A service? A funeral, oh my God. I couldn’t imagine it. I had no idea what this would even look like. It made me think awful things, like you as a body. Like where you were now. Like where you would be.

“What about Frank?” I asked. Now I saw you, taking Frank’s paw and dancing with him. Singing to him. Keep on riding, riding, riding. The “Frank and Jesse James” song that Frank was named for. My heart clutched. Frank had lost Jesse, and now you.

“We picked him up. He’s here at Gwen’s. Hey, I have to go,” Maurice said. “I’ll call when I can.”

Maurice hung up. One by one, everyone left.

George and Arthur, Addy and Priya and Maddie.

I heard my sister-in-law, Maeve, downstairs at one point.

My mom appeared and disappeared. It was one day and hundreds of days.

A new world, one that existed for so many people, a world that I never had any clue about before.

People went through this, people went through it every day, and how?

Even Frank had. How did they survive it?

So many people, every person who has ever loved.

Dogs and elephants and crows and monkeys and giraffes and dolphins, every animal who has ever loved, too.

I thought of the Earth held aloft by love, and I thought of the Earth still spinning in spite of sorrow.

“Bella, you need to eat,” my dad said. He was holding a bowl, a napkin, a spoon. “This is the only thing I could get down after your grandma died.”

“What is that?” It looked like food you gave prisoners. A smeary something. A cosmos in a bowl.

“Cream of Wheat.”

“Gross, Dad.”

It wasn’t, though. It was kind of delicious.

A soft nothingness, barely sweet. A food that could sneak up on you as food.

I had a few bites, and then remembered that you couldn’t eat.

You wouldn’t eat again. You ate a last food—I wondered what it was.

I hoped so bad it was delicious. But more, it seemed wrong, to feed myself.

“I’m just going to sit here,” Dad said, and he did.

In the hard, straight chair by my desk. It was dark now, and he stayed in place, his big body a guardian there.

I could hear my mother talking on the phone downstairs, too softly to hear.

My parents were being parents, and now that made me choke up. “You want a light on?” he asked.

“Uh-uh.”

“Okay. You try and get some rest.” He was quiet. I was. He stayed for a long time in that hard chair, until he was convinced I was asleep, I think. He shut the door quietly behind him.

I was alone.

I felt more terrified and more alone than I ever had in my life.

Death was a thing that really happened. The forever-gone of it was.

I saw you again and again on my sidewalk, those white puffs from our exhales, our breath, your breathing, your alive breathing.

I tried and tried to remember which shirt you were wearing, but it wouldn’t come, and I couldn’t ask you, and now every piece of history known to just us two would only be known, or not, by me.

I hadn’t forgotten your last words to me, though.

I’m just going to go. They circled round my mind, taunting cruelly.

Oh, they were vicious, and the ways I replayed them were cruel in a different way.
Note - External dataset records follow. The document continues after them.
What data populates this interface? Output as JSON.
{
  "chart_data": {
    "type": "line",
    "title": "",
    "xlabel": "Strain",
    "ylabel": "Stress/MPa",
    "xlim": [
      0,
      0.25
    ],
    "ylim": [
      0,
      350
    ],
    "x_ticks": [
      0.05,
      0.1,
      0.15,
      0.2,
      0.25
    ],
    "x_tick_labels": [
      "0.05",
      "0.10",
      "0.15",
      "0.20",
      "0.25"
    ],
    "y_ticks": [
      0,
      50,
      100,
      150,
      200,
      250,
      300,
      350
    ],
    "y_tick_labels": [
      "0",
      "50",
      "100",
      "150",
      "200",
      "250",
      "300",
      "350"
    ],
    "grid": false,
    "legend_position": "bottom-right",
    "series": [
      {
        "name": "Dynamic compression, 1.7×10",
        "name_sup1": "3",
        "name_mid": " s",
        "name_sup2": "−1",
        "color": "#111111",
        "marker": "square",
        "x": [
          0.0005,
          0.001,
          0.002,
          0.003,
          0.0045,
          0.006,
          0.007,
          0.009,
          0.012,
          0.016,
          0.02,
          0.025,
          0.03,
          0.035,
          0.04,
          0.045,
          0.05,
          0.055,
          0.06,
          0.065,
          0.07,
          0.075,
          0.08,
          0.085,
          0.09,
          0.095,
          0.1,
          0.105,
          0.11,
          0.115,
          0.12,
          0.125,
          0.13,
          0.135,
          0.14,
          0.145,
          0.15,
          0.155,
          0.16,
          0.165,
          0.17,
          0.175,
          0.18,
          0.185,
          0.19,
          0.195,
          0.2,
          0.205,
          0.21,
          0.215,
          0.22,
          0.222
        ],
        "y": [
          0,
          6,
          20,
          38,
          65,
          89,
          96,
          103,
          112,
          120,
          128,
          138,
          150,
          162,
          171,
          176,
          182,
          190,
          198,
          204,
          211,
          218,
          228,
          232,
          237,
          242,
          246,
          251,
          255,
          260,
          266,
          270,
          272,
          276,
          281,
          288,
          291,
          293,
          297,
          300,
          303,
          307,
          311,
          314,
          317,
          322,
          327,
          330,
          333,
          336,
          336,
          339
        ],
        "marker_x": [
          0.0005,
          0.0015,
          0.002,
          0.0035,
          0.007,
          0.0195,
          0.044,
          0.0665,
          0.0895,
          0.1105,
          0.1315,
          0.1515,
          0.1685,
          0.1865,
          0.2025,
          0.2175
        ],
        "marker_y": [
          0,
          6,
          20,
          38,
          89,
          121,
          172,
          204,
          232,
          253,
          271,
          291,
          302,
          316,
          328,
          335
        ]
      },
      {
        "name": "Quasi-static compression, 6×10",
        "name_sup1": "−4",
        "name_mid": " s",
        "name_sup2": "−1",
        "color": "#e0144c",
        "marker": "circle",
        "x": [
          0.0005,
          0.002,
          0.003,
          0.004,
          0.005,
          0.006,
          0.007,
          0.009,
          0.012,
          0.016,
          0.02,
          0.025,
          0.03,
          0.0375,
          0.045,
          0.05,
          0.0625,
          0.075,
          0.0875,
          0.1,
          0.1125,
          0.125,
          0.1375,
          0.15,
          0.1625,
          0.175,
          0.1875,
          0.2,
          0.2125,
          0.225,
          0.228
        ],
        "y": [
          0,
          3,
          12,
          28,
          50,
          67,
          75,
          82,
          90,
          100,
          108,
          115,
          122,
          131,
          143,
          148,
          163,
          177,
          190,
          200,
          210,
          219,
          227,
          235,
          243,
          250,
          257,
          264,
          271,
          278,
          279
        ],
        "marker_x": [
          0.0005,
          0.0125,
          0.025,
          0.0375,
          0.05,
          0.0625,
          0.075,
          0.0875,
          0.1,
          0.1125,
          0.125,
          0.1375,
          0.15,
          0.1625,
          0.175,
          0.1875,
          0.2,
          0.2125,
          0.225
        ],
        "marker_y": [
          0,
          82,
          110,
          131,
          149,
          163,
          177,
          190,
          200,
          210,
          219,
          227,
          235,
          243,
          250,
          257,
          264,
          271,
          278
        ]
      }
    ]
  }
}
I’m just going to go, you’d said. And I’d replied, No, no, please don’t.

We can work this out. I love you. I love you forever.

It was such a relief to imagine this. It actually gave me peace, until I remembered it wasn’t real.

This is strange, but you seemed very close to me still. Were you? Because it felt like you were right there somehow. Just around. Nearby. Why you were gone and not gone—it was incomprehensible, and I felt furious, too. It was so wrong. You were so young.

It was New Year’s Eve. I’d forgotten that until it somehow became midnight, and there was the explosion of fireworks, crack-crack, boom!

A whistle and shriek and burnout that sounded like a comet, a falling rocket.

I heard the silly tweets of horns from neighbors on their porch.

In grief world there were no horns, but in regular world there were.

It was a cruel marker. A definite, noisy, attention-getting before and after, impossible to ignore. Last year, this year. Last year, you were alive, and this year, you weren’t. I’d been shoved over it, unwillingly. Every year, I’d remember that marker.

I saw the flash of red from a firework, heard the pop, pop, pop, boom! The red flash looked like the light of an ambulance.

“Where are you?” I begged you for an answer to that, but it never came.